Many years ago I had a thought as I was falling asleep, "Could I pick apart a bunch of images to recreate a particular target?" This thought lead to one of my most successful projects yet, pixel-matcher. Once I had it in a good state, I posted to Reddit which made it to the frontpage, and resulted in quite a bit of discussion.
One post that jumped out was someone who had recreated the effect in ShaderToy. To my astonishment, this in-browser implementation was able to run in real-time with multiple video feeds. In contrast, my program took seconds per frame, many thousands of times slower.
I immediately got to work implementing the algorithm in OpenCL to parallelize the work, and see if I could get close to real-time. This wasn't a huge issue, I've done a bit of GLSL work in the past so I was familiar with the implementation. However, once I ran it, the results were completely different and not just that, they were utterly boring! Whereas my CPU native version would twist and pulse as it made its way to the final image, this new version was bizarrely utilitarian. It grabbed exactly the pixels it needed, only ever working towards the optimum solution.

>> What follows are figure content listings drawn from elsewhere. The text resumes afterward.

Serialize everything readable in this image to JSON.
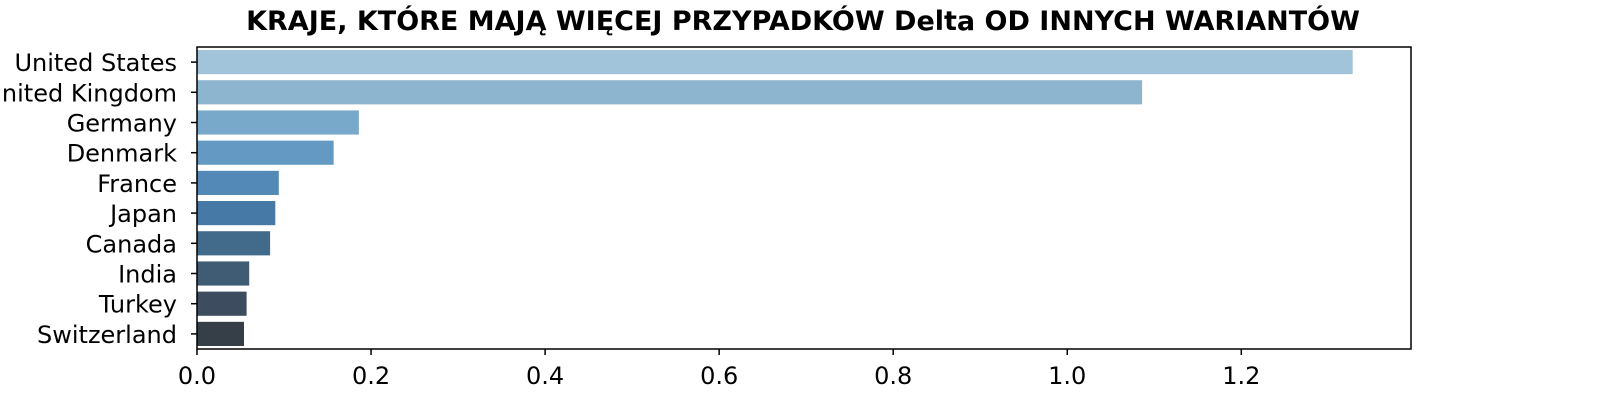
{
  "chart_data": {
    "type": "bar",
    "orientation": "horizontal",
    "title": "KRAJE, KTÓRE MAJĄ WIĘCEJ PRZYPADKÓW Delta OD INNYCH WARIANTÓW",
    "xlabel": "",
    "ylabel": "",
    "categories": [
      "United States",
      "United Kingdom",
      "Germany",
      "Denmark",
      "France",
      "Japan",
      "Canada",
      "India",
      "Turkey",
      "Switzerland"
    ],
    "values": [
      1.328,
      1.086,
      0.186,
      0.157,
      0.094,
      0.09,
      0.084,
      0.06,
      0.057,
      0.054
    ],
    "xlim": [
      0,
      1.395
    ],
    "xticks": [
      0.0,
      0.2,
      0.4,
      0.6,
      0.8,
      1.0,
      1.2
    ],
    "xtick_labels": [
      "0.0",
      "0.2",
      "0.4",
      "0.6",
      "0.8",
      "1.0",
      "1.2"
    ],
    "grid": false,
    "colors": [
      "#a2c4da",
      "#8db5d0",
      "#78a9cb",
      "#6399c2",
      "#5289b6",
      "#4679a5",
      "#426a8b",
      "#405c74",
      "#3d4c5f",
      "#363f47"
    ]
  }
}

After a huge amount of debugging, I finally found the issue, or rather, lack of issue! It turned out that the CPU native version had the distances calculated using an unsigned 8-bit integer, because of how I initialized the Numpy array. 8-bits gets you 0-255, so if the difference found was negative, or if it went over 255, the value would either overflow or underflow.
With this knowledge in hand, I intentionally introduced the overflow and underflow bug and all of a sudden, everything was back how it was before. Pulsing, twisting, ripping and rending, constantly evolving, and ever hypnotizing.